A further attempt in behalf of a University was made a century later. In 1465, the Irish Parliament, under the presidency of Thomas Geraldine, Earl of Desmond, Vicegerent of George, Duke of Clarence, Lieutenant of the English King, had erected a University at Drogheda, and endowed it with the privileges of the University of Oxford. This attempt, however, in like manner was rendered abortive by the want of funds; but it seems to have suggested a new effort in favour of the elder institution at Dublin, which at this time could scarcely be said to exist. Ten years after the Parliament in question, the Dominican and other friars preferred a supplication to Pope Sixtus the Fourth, in which they represent that in Ireland there is no University to which Masters, Doctors of Law, and Scholars may resort; that it is necessary to go to England at a great expense and peril; and consequently they ask for leave to erect a University in the metropolitan city. The Pope granted their request, and, though nothing followed, the attempt is so far satisfactory, as evidencing the perseverance of the Irish clergy in aiming at what they felt to be a benefit of supreme importance to their country.

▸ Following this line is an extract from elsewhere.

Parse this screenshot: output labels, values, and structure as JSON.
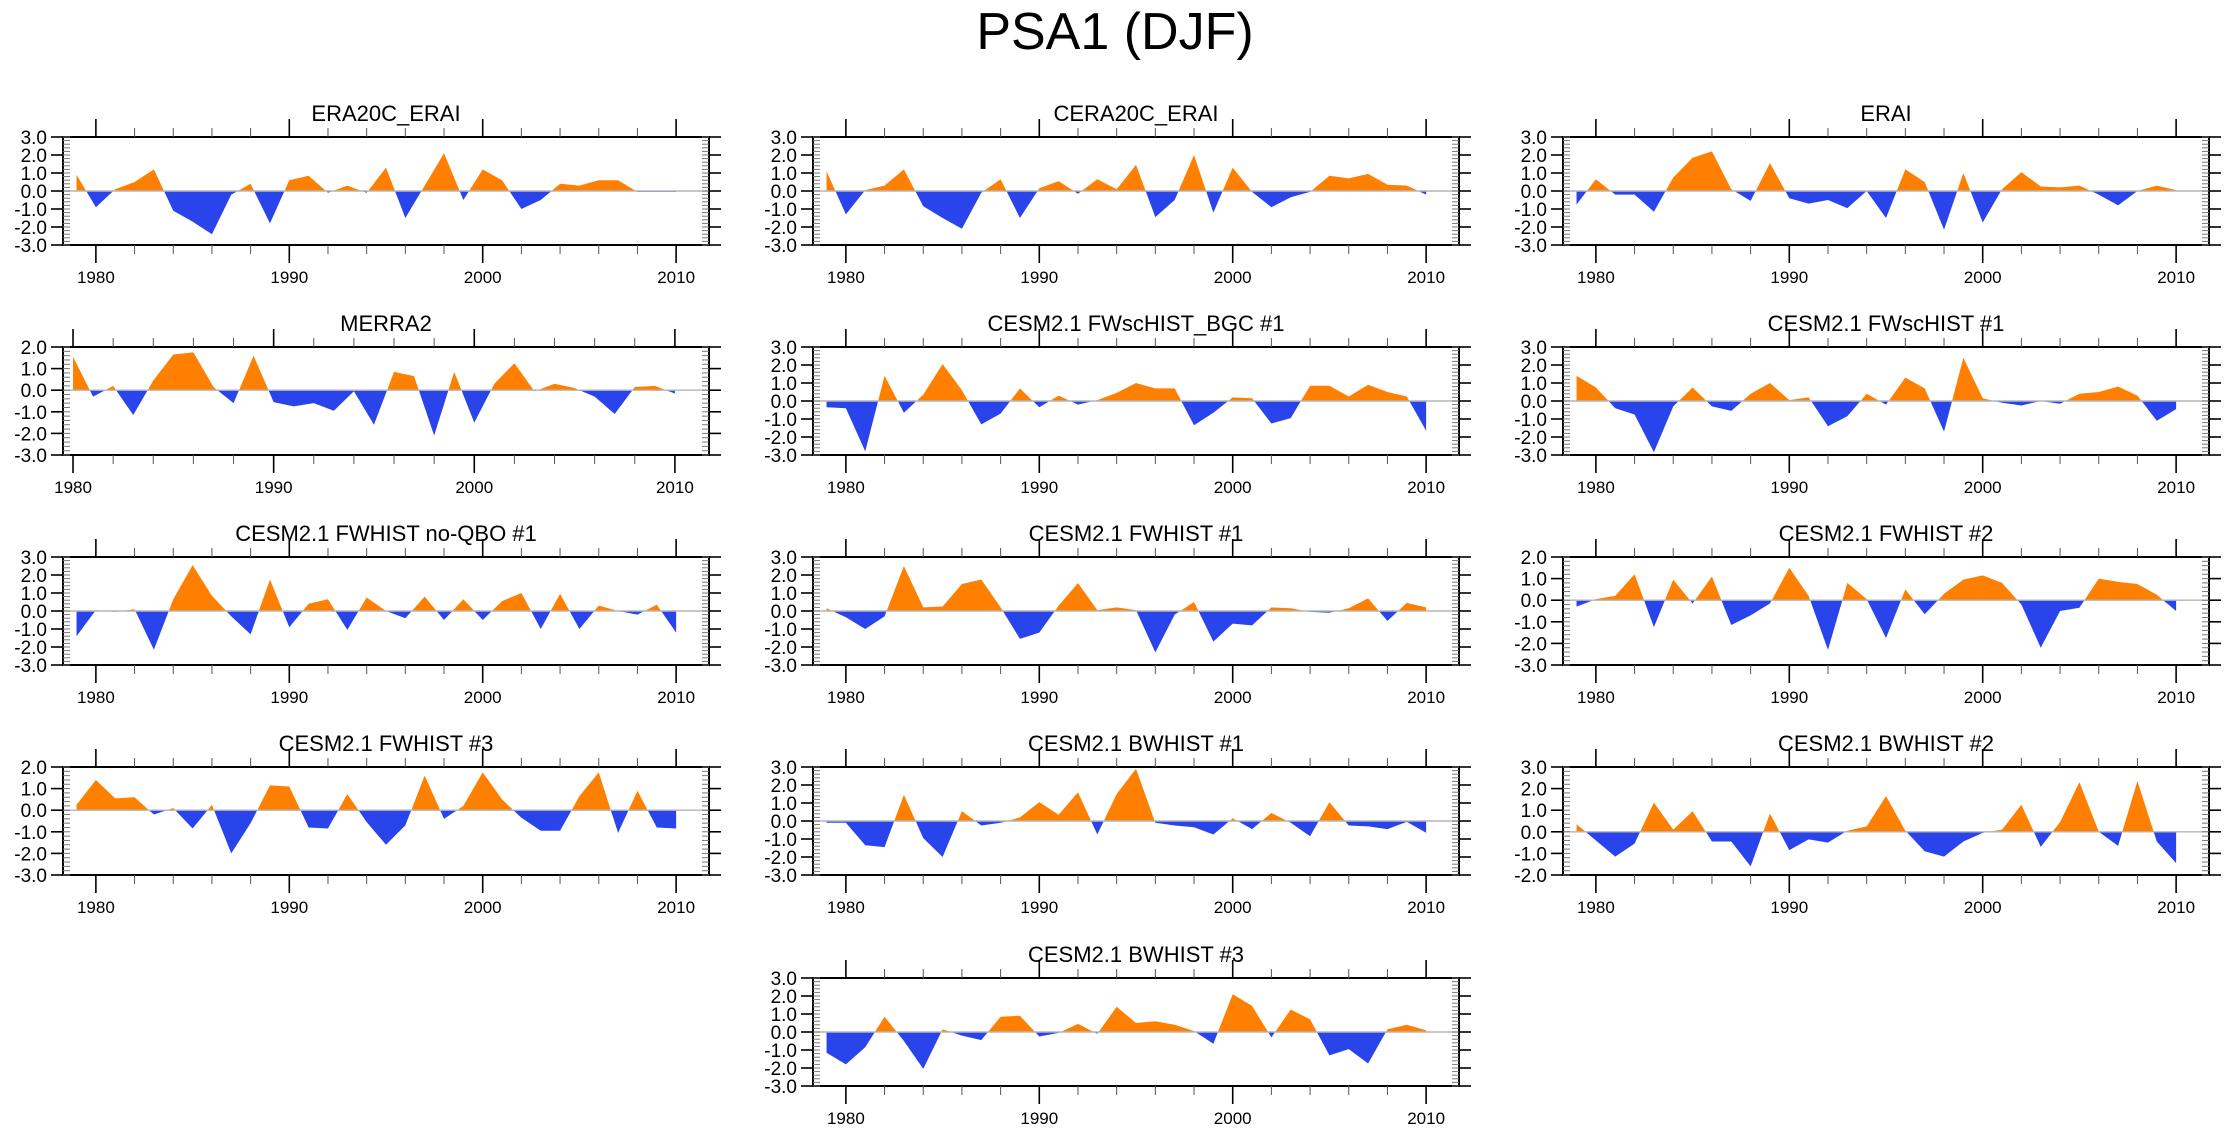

Nor was this the last of such attempts, nor were the secular behind the regular clergy in zeal for a University. As late as the reign of Henry the Seventh, in the year 1496, Walter Fitzsimon, Archbishop of Dublin, in provincial Synod, settled an annual contribution to be levied for seven years in order to provide salaries for the Lecturers. And, though we have no record, I believe, of the effect of this measure, yet, when the chapter was reestablished in the reign of Philip and Mary, the allusion made in the legal instrument to the loss which the youthful members of society had sustained in its suppression, may be taken to show, that certain scholastic benefits had resulted from its stalls though the education which they provided was not of that character which the name of a University demanded.
Times are changed since these attempts were made; and, while the causes no longer exist which operated in their failure, the object towards which they were directed has attained a moment, both in itself and in its various bearings, which could never have been predicted in the fourteenth or the sixteenth century. Ireland is no longer the conquered possession of a foreign king; it is, as in the primitive times, the centre of a great Catholic movement and of a world-wide missionary enterprise. Nor does the Holy see simply lend an ear to the project of others: it originates the undertaking.